Ulcer area reduction post-treatment
From end-of-treatment (EOT) to end-of-study (EOS), ulcer area reduction with esmolol-SoC was markedly higher than the ‘negligible’ reduction seen with SoC only (61 percent vs 3 percent; p=0.021).
When comparing against baseline, percent area reduction from EOT to EOS with esmolol-SoC was 23 percent. “There was some kind of legacy effect of topical esmolol on the migration of … fibroblasts or keratinocytes … Esmolol triggered wound healing, further reducing the ulcer size during follow-up,” explained Rastogi. Conversely, with SoC, there was a 7.5-percent increase in ulcer size.
Effect on exudates, AEs
In nonhealing DFUs, the ongoing inflammatory processes produce exudates for long durations, thereby increasing the chances of open wound infections. With esmolol-SoC, participants were able to reach the no-exudate status after a median 5 weeks, whereas with SoC only, it took 8 weeks (hazard ratio, 2.0; p=0.024). “[These findings] demonstrate early reduction of inflammation with esmolol-SoC,” explained Rastogi.

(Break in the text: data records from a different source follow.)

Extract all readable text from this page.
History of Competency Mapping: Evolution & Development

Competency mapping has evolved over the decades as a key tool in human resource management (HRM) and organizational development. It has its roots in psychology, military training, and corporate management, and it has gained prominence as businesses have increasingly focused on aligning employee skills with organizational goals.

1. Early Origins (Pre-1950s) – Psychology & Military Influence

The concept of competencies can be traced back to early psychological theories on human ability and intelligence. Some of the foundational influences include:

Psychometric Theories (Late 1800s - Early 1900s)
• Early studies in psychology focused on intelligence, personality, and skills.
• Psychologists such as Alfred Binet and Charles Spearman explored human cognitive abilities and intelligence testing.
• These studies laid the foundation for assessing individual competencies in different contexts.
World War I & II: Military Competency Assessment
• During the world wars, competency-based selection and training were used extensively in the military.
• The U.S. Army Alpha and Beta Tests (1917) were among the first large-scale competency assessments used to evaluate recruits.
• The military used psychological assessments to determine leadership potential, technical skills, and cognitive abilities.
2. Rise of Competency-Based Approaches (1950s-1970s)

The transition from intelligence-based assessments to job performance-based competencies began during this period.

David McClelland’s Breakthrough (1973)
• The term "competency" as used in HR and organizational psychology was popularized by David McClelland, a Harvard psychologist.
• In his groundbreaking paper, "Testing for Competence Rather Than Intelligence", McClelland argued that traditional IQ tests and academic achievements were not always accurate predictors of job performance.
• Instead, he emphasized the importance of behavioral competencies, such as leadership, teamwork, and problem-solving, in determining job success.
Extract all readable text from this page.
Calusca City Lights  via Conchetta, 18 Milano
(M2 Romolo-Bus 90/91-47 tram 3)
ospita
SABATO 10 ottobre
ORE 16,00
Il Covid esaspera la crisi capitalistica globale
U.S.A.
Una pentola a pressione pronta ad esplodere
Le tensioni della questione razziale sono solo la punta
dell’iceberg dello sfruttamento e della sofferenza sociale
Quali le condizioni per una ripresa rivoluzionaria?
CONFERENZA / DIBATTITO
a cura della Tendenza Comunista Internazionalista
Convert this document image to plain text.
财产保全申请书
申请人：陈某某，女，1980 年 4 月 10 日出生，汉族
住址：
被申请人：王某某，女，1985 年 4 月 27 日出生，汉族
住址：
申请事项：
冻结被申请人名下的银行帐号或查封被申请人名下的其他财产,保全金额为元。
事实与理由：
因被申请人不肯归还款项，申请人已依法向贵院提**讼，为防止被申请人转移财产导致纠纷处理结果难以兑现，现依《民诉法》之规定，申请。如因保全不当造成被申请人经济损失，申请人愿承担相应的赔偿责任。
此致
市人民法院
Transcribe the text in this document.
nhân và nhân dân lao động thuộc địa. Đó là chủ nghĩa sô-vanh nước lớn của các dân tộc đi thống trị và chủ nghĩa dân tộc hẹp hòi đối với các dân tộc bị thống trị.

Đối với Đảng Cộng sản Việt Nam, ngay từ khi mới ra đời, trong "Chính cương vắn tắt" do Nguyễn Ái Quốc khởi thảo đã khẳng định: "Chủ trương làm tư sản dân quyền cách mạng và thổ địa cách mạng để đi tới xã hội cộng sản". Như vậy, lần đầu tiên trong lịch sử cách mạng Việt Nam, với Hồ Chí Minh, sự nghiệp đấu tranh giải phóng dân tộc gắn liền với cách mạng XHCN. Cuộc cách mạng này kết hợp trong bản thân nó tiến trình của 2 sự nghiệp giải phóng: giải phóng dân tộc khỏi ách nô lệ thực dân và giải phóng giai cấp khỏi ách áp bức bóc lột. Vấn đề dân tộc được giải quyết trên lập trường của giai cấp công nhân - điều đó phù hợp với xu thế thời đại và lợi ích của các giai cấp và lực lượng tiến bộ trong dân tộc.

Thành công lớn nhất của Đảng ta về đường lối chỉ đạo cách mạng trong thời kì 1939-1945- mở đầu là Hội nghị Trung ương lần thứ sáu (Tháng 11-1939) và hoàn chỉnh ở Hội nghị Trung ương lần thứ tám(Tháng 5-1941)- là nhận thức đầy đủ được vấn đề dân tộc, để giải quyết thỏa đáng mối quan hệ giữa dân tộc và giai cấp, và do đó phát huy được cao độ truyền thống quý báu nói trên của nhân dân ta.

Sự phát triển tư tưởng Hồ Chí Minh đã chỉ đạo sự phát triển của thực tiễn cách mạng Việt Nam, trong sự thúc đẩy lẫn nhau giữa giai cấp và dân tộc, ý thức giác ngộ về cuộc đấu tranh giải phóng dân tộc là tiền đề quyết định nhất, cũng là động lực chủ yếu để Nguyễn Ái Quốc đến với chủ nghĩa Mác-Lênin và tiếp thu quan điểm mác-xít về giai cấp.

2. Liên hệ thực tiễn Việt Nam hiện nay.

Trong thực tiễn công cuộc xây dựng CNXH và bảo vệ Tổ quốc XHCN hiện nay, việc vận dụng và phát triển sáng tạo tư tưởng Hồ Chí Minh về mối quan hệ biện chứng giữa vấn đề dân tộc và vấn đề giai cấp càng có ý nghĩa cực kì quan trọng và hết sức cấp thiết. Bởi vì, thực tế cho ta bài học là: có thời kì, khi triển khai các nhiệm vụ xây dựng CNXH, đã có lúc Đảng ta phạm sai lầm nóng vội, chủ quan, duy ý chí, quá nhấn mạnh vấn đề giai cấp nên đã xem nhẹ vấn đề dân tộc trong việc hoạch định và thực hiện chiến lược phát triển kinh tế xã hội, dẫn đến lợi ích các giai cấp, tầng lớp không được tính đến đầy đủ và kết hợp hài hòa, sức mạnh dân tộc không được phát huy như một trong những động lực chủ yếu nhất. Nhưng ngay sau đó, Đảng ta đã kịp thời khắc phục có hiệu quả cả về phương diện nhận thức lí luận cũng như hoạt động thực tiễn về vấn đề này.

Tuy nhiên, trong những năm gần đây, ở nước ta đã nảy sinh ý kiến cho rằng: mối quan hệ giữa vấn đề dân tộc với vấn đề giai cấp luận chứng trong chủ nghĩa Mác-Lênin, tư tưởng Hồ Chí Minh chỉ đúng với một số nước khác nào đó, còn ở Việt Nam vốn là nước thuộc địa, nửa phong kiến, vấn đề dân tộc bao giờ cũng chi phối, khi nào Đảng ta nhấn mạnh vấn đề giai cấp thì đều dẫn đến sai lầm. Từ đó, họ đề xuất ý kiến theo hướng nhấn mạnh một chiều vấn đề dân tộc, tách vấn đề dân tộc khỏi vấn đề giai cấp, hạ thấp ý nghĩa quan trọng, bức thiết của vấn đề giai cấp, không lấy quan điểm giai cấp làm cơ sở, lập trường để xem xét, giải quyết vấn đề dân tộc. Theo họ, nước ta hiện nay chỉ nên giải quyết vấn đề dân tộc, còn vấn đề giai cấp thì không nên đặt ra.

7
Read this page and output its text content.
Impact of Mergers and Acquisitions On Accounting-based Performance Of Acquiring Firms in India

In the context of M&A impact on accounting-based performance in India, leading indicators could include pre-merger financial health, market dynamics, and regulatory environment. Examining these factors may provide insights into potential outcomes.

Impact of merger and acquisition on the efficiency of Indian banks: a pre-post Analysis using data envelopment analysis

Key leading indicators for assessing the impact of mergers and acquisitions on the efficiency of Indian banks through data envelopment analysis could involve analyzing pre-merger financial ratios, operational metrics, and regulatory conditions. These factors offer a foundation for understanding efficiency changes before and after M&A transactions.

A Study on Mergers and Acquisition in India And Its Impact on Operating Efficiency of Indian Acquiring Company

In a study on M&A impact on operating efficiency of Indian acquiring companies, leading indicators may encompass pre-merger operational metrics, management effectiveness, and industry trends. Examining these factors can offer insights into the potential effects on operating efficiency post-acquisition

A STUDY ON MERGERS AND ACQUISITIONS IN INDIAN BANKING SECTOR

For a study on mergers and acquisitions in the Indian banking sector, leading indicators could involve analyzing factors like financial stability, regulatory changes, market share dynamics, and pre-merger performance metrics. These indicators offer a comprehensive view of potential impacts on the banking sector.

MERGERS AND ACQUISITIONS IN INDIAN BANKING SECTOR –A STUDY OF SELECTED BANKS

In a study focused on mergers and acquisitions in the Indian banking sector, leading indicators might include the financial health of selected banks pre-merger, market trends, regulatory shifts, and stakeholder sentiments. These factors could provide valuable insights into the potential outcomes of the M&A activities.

All serious adverse events (AEs) and most AEs were unrelated to the study drug, suggesting the safety of esmolol for use in this patient setting.
A novel treatment alternative
“This is the first randomized, double-blind, placebo-controlled, parallel-group, multicentre, phase III study [evaluating] the efficacy of topical esmolol gel for uninfected DFUs,” said Rastogi.
“[Our findings show that] esmolol 14% topical gel significantly improves wound healing for predominantly neuropathic grade 1 DFUs [and] is safe to apply over DFUs,” he continued. “[As such,] topical esmolol may be a novel treatment option for DFUs.”